The Toronto Sun, former bastion of the working class, rose quickly to the defense of “Yuppies” and those who like “venti pumpkin-spiced lattes.” Ignored were the complaints of rising rents and new, too-expensive stores.

The Toronto Star obfuscated, explaining that because the process wasn’t complete, because the neighbourhood still had rough edges, this wasn’t gentrification – and so, presumably, no one should be up in arms about the neighbourhood newcomers who were driving up housing prices (and therefore realty taxes). People are arriving, we are told, because they like the grittiness of the neighbourhood; no worries about what happened similarly on Queen St. West.

Even Garth Turner, (yes former Conservative M.P.), describes a process of gentrification in Leslieville (or South Riverdale if you have lived there longer) where “Greedy developers are trying to turn it into a yuppie park, which will displace those who have lived there affordably.” Turner says that the neighbourhood will never switch to upper class enclave, though, like nearby Riverdale or the Beach. He explains, in his blog advising a woman to sell and move away, that Leslieville is “iffy” and “a dump” hemmed in by highways and hosting a “smelly” waste treatment plant.

Still, whether Leslieville/South Riverdale becomes so trendy that it reaches some magic gentrification tipping point, some people are feeling angry about the changes in their neighbourhood.

At a minimum, a space for community dialogue is needed.

September 21, 2008

The importance of front porches

I live in a neighbourhood where houses are either 12.5 feet wide, or the bigger ones are 16 feet wide.  It means we sit on top of each other. Literally. Taking your recycling out or having a drink on the porch means invariably being drawn into a conversation with someone else who has had a similar idea.

Because of this level of street activity, some folks spend entire seasons on their front porch. And those are the people whom we all get to know, the people that pull us out of our self-absorbed musings to remind us that the first of the month has arrived and so cars must be moved for parking authorities or that recyclables, rather than garbage, will be collected the next day. They become the glue to our community, exchanging tidbits about our lives to others so that by the time we meet, we already know something of each other.

The porch sitters serve the same function that small children or dogs do. They give us a reason to talk to each other, to build bridges between us, to visit for a moment or two.

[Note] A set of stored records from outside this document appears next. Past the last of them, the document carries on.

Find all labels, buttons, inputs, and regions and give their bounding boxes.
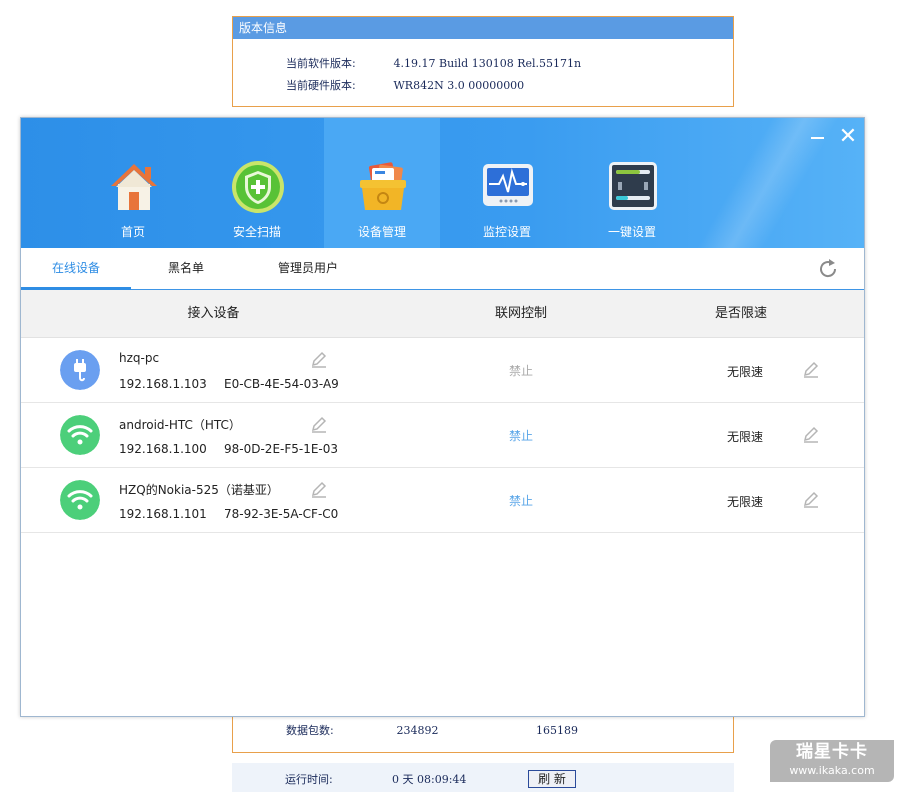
hardware-version-value: WR842N 3.0 00000000 [393,79,525,92]
uptime-row: 运行时间: 0 天 08:09:44 刷 新 [285,770,576,788]
minimize-button[interactable] [807,126,829,148]
nav-security-scan[interactable]: 安全扫描 [199,118,315,248]
settings-panel-icon [609,162,657,210]
software-version-row: 当前软件版本: 4.19.17 Build 130108 Rel.55171n [286,55,581,71]
sub-tab-bar: 在线设备 黑名单 管理员用户 [21,248,864,290]
nav-device-management[interactable]: 设备管理 [324,118,440,248]
device-ip: 192.168.1.100 [119,442,207,456]
software-version-label: 当前软件版本: [286,57,356,70]
reload-icon[interactable] [817,258,839,280]
version-info-title: 版本信息 [233,17,733,39]
edit-name-icon[interactable] [310,480,328,498]
uptime-value: 0 天 08:09:44 [392,773,467,786]
monitor-icon [483,164,533,206]
minimize-icon [811,137,824,139]
device-mac: 78-92-3E-5A-CF-C0 [224,507,339,521]
home-icon [111,164,157,210]
packet-label: 数据包数: [286,724,334,737]
app-header: ✕ 首页 安全扫描 设备管理 监控设置 一键设置 [21,118,864,248]
device-ip: 192.168.1.101 [119,507,207,521]
wifi-icon [60,415,100,455]
device-name: HZQ的Nokia-525（诺基亚） [119,483,279,497]
header-connected-device: 接入设备 [187,306,240,321]
uptime-label: 运行时间: [285,773,333,786]
hardware-version-label: 当前硬件版本: [286,79,356,92]
cable-plug-icon [60,350,100,390]
device-mac: 98-0D-2E-F5-1E-03 [224,442,339,456]
tab-blacklist[interactable]: 黑名单 [141,248,231,290]
speed-limit-value: 无限速 [726,365,763,379]
wifi-icon [60,480,100,520]
packets-received-value: 165189 [536,724,578,737]
block-button[interactable]: 禁止 [491,427,551,444]
device-manager-window: ✕ 首页 安全扫描 设备管理 监控设置 一键设置 在线设备 黑名单 管理员用户 … [20,117,865,717]
refresh-button[interactable]: 刷 新 [528,770,576,788]
watermark: 瑞星卡卡 www.ikaka.com [770,740,894,782]
edit-speed-icon[interactable] [802,360,820,378]
nav-one-click-setup-label: 一键设置 [607,225,656,239]
tab-online-devices[interactable]: 在线设备 [21,248,131,290]
block-button[interactable]: 禁止 [491,492,551,509]
nav-monitor-settings-label: 监控设置 [482,225,531,239]
device-row: android-HTC（HTC） 192.168.1.100 98-0D-2E-… [21,403,864,468]
device-mac: E0-CB-4E-54-03-A9 [224,377,339,391]
device-box-icon [360,162,406,210]
shield-icon [232,161,284,213]
header-network-control: 联网控制 [494,306,547,321]
packet-row: 数据包数: 234892 165189 [286,722,578,738]
edit-speed-icon[interactable] [802,490,820,508]
device-table-header: 接入设备 联网控制 是否限速 [21,290,864,338]
edit-speed-icon[interactable] [802,425,820,443]
watermark-brand: 瑞星卡卡 [796,742,868,762]
nav-monitor-settings[interactable]: 监控设置 [449,118,565,248]
block-button[interactable]: 禁止 [491,362,551,379]
uptime-panel: 运行时间: 0 天 08:09:44 刷 新 [232,763,734,792]
header-speed-limit: 是否限速 [714,306,767,321]
device-name: android-HTC（HTC） [119,418,241,432]
software-version-value: 4.19.17 Build 130108 Rel.55171n [393,57,582,70]
speed-limit-value: 无限速 [726,430,763,444]
device-name: hzq-pc [119,351,160,365]
nav-device-management-label: 设备管理 [357,225,406,239]
tab-admin-users[interactable]: 管理员用户 [253,248,363,290]
edit-name-icon[interactable] [310,350,328,368]
device-ip: 192.168.1.103 [119,377,207,391]
watermark-url: www.ikaka.com [789,764,875,777]
edit-name-icon[interactable] [310,415,328,433]
nav-one-click-setup[interactable]: 一键设置 [574,118,690,248]
nav-home-label: 首页 [120,225,145,239]
device-row: hzq-pc 192.168.1.103 E0-CB-4E-54-03-A9 禁… [21,338,864,403]
nav-security-scan-label: 安全扫描 [232,225,281,239]
version-info-panel: 版本信息 当前软件版本: 4.19.17 Build 130108 Rel.55… [232,16,734,107]
device-row: HZQ的Nokia-525（诺基亚） 192.168.1.101 78-92-3… [21,468,864,533]
speed-limit-value: 无限速 [726,495,763,509]
packets-sent-value: 234892 [396,724,439,737]
hardware-version-row: 当前硬件版本: WR842N 3.0 00000000 [286,77,524,93]
close-button[interactable]: ✕ [837,126,859,148]
nav-home[interactable]: 首页 [75,118,191,248]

These casual interactions are shaped by the architecture of the places where we live and how we move through our communities. It speaks to a number of design issues: the scale of our homes, the use of “third place” (not home, not work), the development of weak social bonds, the trust we have in each other (collective efficacy). The social networks which exist in our neighbourhoods are entwined with the structures of our neighbourhoods.

This blog will explore all these dynamics and how we can build places where we belong, one and all.